To date, many financial market organizations have issued guidance and manuals with the goal of introducing a comprehensive KYC/TDD screening framework (e.g. the "FATF Recommendations"). Nevertheless, in practice, there seems to be no widely accepted 'golden standard' that is being followed by all banks: each bank applies its own internal procedures and standards to the best of its interpretation of all applicable regulations.
Duplication of efforts
KYC/TDD screenings undertaken by banks are costly. According to a recent survey, banks currently spend over USD 60 million on KYC/TDD screening annually. By 2018, a quarter of all banks ― with total assets between USD 101 billion and USD 500 billion ― expect their expenditure on AML activity to increase by over 50 percent. Some of the high costs are the result of embedded challenges in KYC/TDD processes, including :
- Lack of automation: Businesses manually process the data received from customers for the KYC/TDD screening. Manually processing data creates many problems such as resource drain, data quality problems, expanding costs and delays in completing the KYC/TDD process.
- Drain on resources: The manual processing of information takes large amounts of time and human resources, and requires the diversion from other tasks towards KYC/TDD.
- Data quality: The manual processing of data can cause misinterpretation or loss of data, which is highly dangerous for the KYC/TDD for AML purposes. Especially in large banks which work with large corporations, assuring data quality is a challenge, even disposing of the best task force to handle the data.
- Customer expectations: Running an enhanced KYC/TDD is timely and costly. However, customers of large banks also expect to be on-boarded with the banks as quickly and effortlessly as possible in order to run their businesses. Even though large corporations are aware that the banks must run the KYC/TDD processes in order to comply with AML regulations, delays create a negative impression and the feeling of not being trusted while doing business with the chosen banks.
- Risk profiling: It is increasingly challenging for banks and KYC/TDD professionals to assess whether existing or potential customers pose regulatory risks.

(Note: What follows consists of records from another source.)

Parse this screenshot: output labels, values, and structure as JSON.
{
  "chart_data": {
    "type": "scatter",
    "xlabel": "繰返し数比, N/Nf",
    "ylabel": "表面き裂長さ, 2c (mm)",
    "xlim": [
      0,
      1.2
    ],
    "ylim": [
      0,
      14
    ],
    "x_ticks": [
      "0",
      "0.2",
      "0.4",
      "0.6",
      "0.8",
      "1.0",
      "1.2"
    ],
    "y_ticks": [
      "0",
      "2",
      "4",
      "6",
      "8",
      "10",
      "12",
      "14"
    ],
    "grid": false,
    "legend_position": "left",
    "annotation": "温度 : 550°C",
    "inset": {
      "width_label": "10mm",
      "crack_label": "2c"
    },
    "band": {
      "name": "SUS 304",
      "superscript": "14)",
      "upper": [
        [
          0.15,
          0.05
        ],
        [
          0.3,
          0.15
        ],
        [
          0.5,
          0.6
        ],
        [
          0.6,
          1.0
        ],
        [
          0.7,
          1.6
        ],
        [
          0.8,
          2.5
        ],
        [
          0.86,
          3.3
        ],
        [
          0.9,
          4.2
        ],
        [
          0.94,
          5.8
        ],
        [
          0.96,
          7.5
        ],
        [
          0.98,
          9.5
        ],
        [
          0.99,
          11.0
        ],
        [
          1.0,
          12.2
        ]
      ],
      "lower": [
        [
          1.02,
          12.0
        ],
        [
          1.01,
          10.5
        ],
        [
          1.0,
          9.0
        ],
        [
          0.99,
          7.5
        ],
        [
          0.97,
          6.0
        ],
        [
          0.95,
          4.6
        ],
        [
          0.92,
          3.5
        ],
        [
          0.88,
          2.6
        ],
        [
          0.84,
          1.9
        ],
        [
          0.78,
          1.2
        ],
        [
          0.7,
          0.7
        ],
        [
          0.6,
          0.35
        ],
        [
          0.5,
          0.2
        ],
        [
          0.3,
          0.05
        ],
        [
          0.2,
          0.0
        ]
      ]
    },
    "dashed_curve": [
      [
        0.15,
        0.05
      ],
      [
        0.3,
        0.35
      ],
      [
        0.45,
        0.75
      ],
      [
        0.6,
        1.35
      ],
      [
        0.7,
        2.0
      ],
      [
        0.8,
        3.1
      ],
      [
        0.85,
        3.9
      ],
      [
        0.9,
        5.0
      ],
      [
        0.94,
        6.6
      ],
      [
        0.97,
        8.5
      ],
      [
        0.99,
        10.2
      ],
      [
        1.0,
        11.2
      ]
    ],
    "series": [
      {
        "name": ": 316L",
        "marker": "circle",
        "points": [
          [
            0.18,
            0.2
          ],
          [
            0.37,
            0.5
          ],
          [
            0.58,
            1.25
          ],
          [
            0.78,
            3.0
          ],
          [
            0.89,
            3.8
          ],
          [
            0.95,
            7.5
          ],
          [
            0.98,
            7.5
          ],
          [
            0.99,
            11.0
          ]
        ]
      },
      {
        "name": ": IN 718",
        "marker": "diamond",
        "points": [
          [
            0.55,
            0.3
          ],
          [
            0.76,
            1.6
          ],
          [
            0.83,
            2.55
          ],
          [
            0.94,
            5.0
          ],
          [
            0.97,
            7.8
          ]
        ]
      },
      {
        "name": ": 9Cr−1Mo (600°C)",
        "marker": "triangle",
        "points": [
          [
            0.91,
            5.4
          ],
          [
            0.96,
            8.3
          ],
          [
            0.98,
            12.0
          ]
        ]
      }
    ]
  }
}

While KYC/TDD costs are substantial, under the current state of affairs, each bank conducts a new screening per customer. This means that it has no access to valuable factual and background material that may have recently been collected by another bank for the same customer. This duplication of efforts (and costs) is underscored by examining the results of another survey, showing that corporations have, on average, relationships with 10 banks globally, with larger corporations having as many as 14.
The parallel KYC/TDD procedures conducted by different banks on the same customers not only slows down on-boarding procedures by banks, but it also generates unnecessary duplication of costs, thereby increasing the overall costs of the system and possibly jeopardising the smooth functioning of the system. In practice, the lack of standardization and cooperation between banks has severe repercussions in terms of speed and efficiency for both the customer and the bank. It may not come as a surprise that over 50% of large banks expect an increase in spend for AML activity between 25% and over 100%.